You can confirm that by putting those printf after the swaps, like this:

#include<stdio.h>
#include<stdlib.h>

int main()
{
        char *d,*e,*f;


        d=(char*)malloc(10);
        e=(char*)malloc(5);

        scanf("%s",d);
        scanf("%s",e);


    printf ("Address of d: %p\n", &d);
    printf ("Address of e: %p\n", &e);
    printf ("Address of f: %p\n", &f);
    printf ("Address of block d(value of d): %p\n", d);
    printf ("Address of block e(value of e): %p\n", e);

        f=d;
        d=e;   
        e=f; //while printing e it prints the whole value contained in f (i.e.1ellohai). How? size of e is 5 only

    printf ("Address of d: %p\n", &d);
    printf ("Address of e: %p\n", &e);
    printf ("Address of f: %p\n", &f);
    printf ("Address of block d(value of d): %p\n", d);
    printf ("Address of block e(value of e): %p\n", e);
    printf ("Address of block f(value of f): %p\n", f);

        f[0]='1'; // f is in read-only memory. So this should fail?
        printf("%s \t %s \t %s \n",d,e,f);


        return 0;
}

And the output:

$ ./draft
hellohai
asd
Address of d: 0x7ffebae87d78
Address of e: 0x7ffebae87d80
Address of f: 0x7ffebae87d88
Address of block d(value of d): 0x2143010
Address of block e(value of e): 0x2143030
Address of d: 0x7ffebae87d78
Address of e: 0x7ffebae87d80
Address of f: 0x7ffebae87d88
Address of block d(value of d): 0x2143030
Address of block e(value of e): 0x2143010
Address of block f(value of f): 0x2143010
asd      1ellohai    1ellohai 

From this you can see that:

• 1. The addresses of the pointers never changed.
• 2. The references (their values) changed.

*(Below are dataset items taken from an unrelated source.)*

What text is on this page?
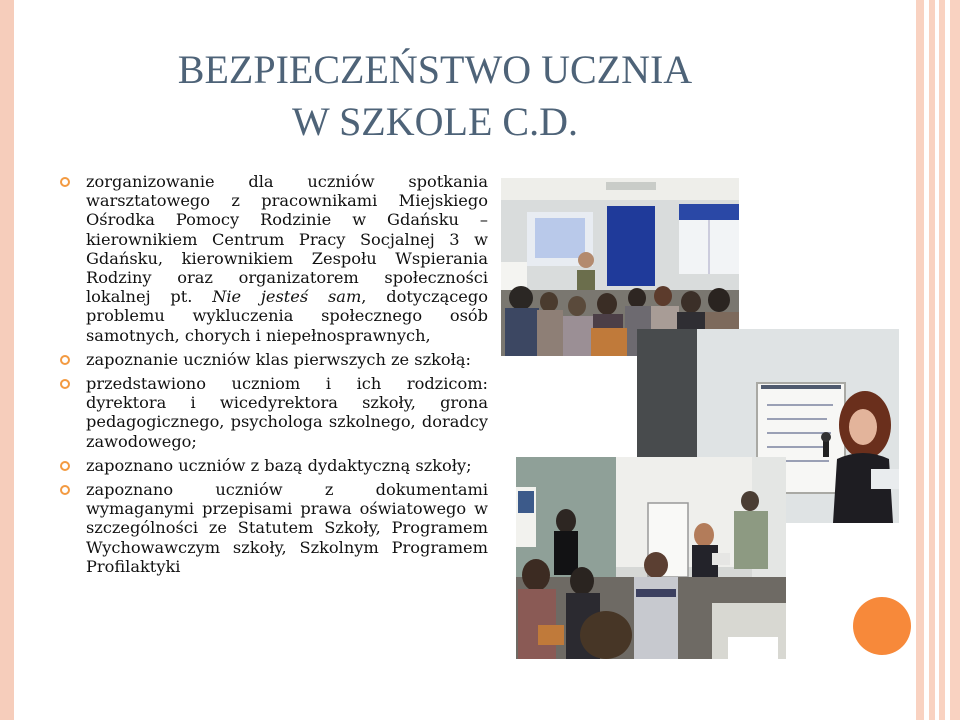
BEZPIECZEŃSTWO UCZNIA
W SZKOLE C.D.
zorganizowanie dla uczniów spotkania warsztatowego z pracownikami Miejskiego Ośrodka Pomocy Rodzinie w Gdańsku – kierownikiem Centrum Pracy Socjalnej 3 w Gdańsku, kierownikiem Zespołu Wspierania Rodziny oraz organizatorem społeczności lokalnej pt. Nie jesteś sam, dotyczącego problemu wykluczenia społecznego osób samotnych, chorych i niepełnosprawnych,
zapoznanie uczniów klas pierwszych ze szkołą:
przedstawiono uczniom i ich rodzicom: dyrektora i wicedyrektora szkoły, grona pedagogicznego, psychologa szkolnego, doradcy zawodowego;
zapoznano uczniów z bazą dydaktyczną szkoły;
zapoznano uczniów z dokumentami wymaganymi przepisami prawa oświatowego w szczególności ze Statutem Szkoły, Programem Wychowawczym szkoły, Szkolnym Programem Profilaktyki
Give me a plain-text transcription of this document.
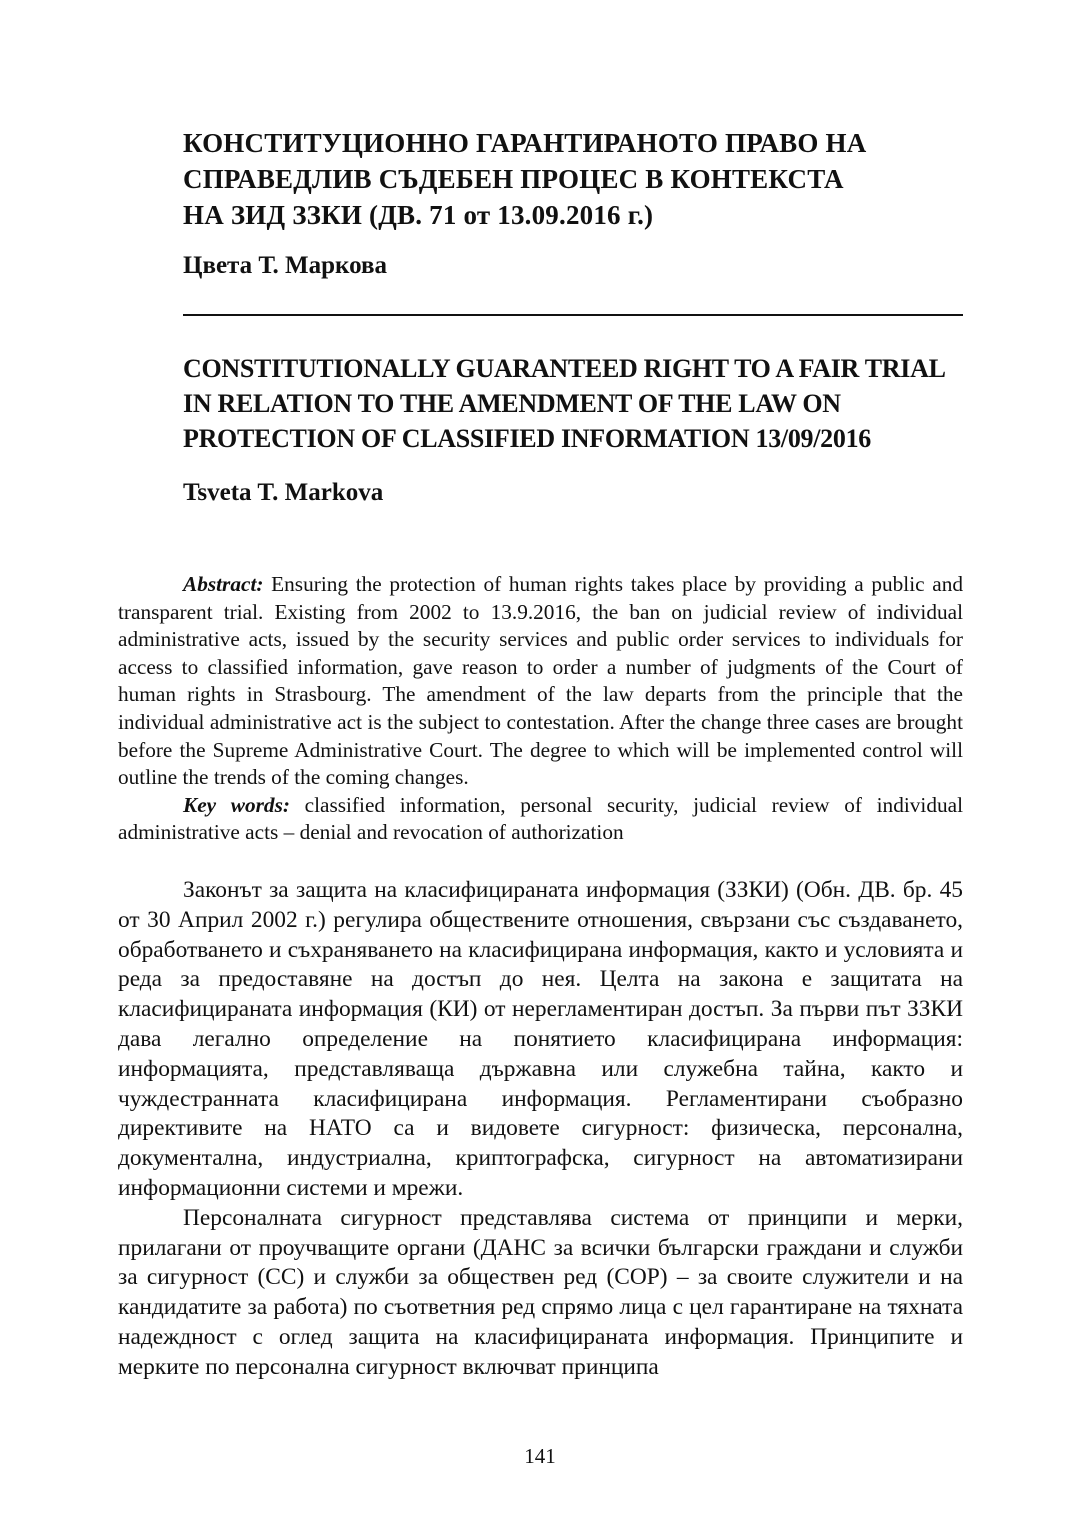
КОНСТИТУЦИОННО ГАРАНТИРАНОТО ПРАВО НА
СПРАВЕДЛИВ СЪДЕБЕН ПРОЦЕС В КОНТЕКСТА
НА ЗИД ЗЗКИ (ДВ. 71 от 13.09.2016 г.)
Цвета Т. Маркова
CONSTITUTIONALLY GUARANTEED RIGHT TO A FAIR TRIAL
IN RELATION TO THE AMENDMENT OF THE LAW ON
PROTECTION OF CLASSIFIED INFORMATION 13/09/2016
Tsveta T. Markova

Abstract: Ensuring the protection of human rights takes place by providing a public and transparent trial. Existing from 2002 to 13.9.2016, the ban on judicial review of individual administrative acts, issued by the security services and public order services to individuals for access to classified information, gave reason to order a number of judgments of the Court of human rights in Strasbourg. The amendment of the law departs from the principle that the individual administrative act is the subject to contestation. After the change three cases are brought before the Supreme Administrative Court. The degree to which will be implemented control will outline the trends of the coming changes.

Key words: classified information, personal security, judicial review of individual administrative acts – denial and revocation of authorization

Законът за защита на класифицираната информация (ЗЗКИ) (Обн. ДВ. бр. 45 от 30 Април 2002 г.) регулира обществените отношения, свързани със създаването, обработването и съхраняването на класифицирана информация, както и условията и реда за предоставяне на достъп до нея. Целта на закона е защитата на класифицираната информация (КИ) от нерегламентиран достъп. За първи път ЗЗКИ дава легално определение на понятието класифицирана информация: информацията, представляваща държавна или служебна тайна, както и чуждестранната класифицирана информация. Регламентирани съобразно директивите на НАТО са и видовете сигурност: физическа, персонална, документална, индустриална, криптографска, сигурност на автоматизирани информационни системи и мрежи.

Персоналната сигурност представлява система от принципи и мерки, прилагани от проучващите органи (ДАНС за всички български граждани и служби за сигурност (СС) и служби за обществен ред (СОР) – за своите служители и на кандидатите за работа) по съответния ред спрямо лица с цел гарантиране на тяхната надеждност с оглед защита на класифицираната информация. Принципите и мерките по персонална сигурност включват принципа

141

They got swaped.
• 3. e and f point to the same memory block. That's why doing f[0]='1' changes the value printed by both.

---

A primitive memory layout

After you declare your variables, you memory will look like this:

Values     : | - | - | - |   |   |   | 
Variable   : | d | e | f |   |   |   | 
Memory(hex): | 1 | 2 | 3 | 4 | 5 | 6 |

When you malloc, your computer gives d the block at address 5 and e the block at address 6 , so now it looks like this:

Values     : | 5 | 6 | - |   |   |   | 
Variable   : | d | e | f |   |   |   | 
Memory(hex): | 1 | 2 | 3 | 4 | 5 | 6 |

After you read your strings, the contents of the blocks at 5 and 6 will get written:

Values     : | 5 | 6 | - |   | hellohai | asd | 
Variable   : | d | e | f |   |          |     | 
Memory(hex): | 1 | 2 | 3 | 4 |    5     |  6  |

When you print d , it access the memory address it points to ( 5 in this case) and print the contents. Same for the e variable.

Now, when you swap the values doing:

f=d;

Values     : | 5 | 6 | 5 |   | hellohai | asd | 
Variable   : | d | e | f |   |          |     | 
Memory(hex): | 1 | 2 | 3 | 4 |    5     |  6  |

d=e;

Values     : | 6 | 6 | 5 |   | hellohai | asd | 
Variable   : | d | e | f |   |          |     | 
Memory(hex): | 1 | 2 | 3 | 4 |    5     |  6  |

e=f;

Values     : | 6 | 5 | 5 |   | hellohai | asd | 
Variable   : | d | e | f |   |          |     | 
Memory(hex): | 1 | 2 | 3 | 4 |    5     |  6  |

Now e and f point to the same place (where d used to point) and d points to where e used to point. It's important to note that the actual values of the addresses 5 and 6 never got touched .

And when you do:

f[0]='1';

You're telling the computer to access the first byte of the contents of the memory block at address 5 and change it. So now you have:

Values     : | 6 | 5 | 5 |   | 1ellohai | asd | 
Variable   : | d | e | f |   |          |     | 
Memory(hex): | 1 | 2 | 3 | 4 |    5     |  6  |

This is a very simple representation of what you memory might look like so you can get the idea of how it works.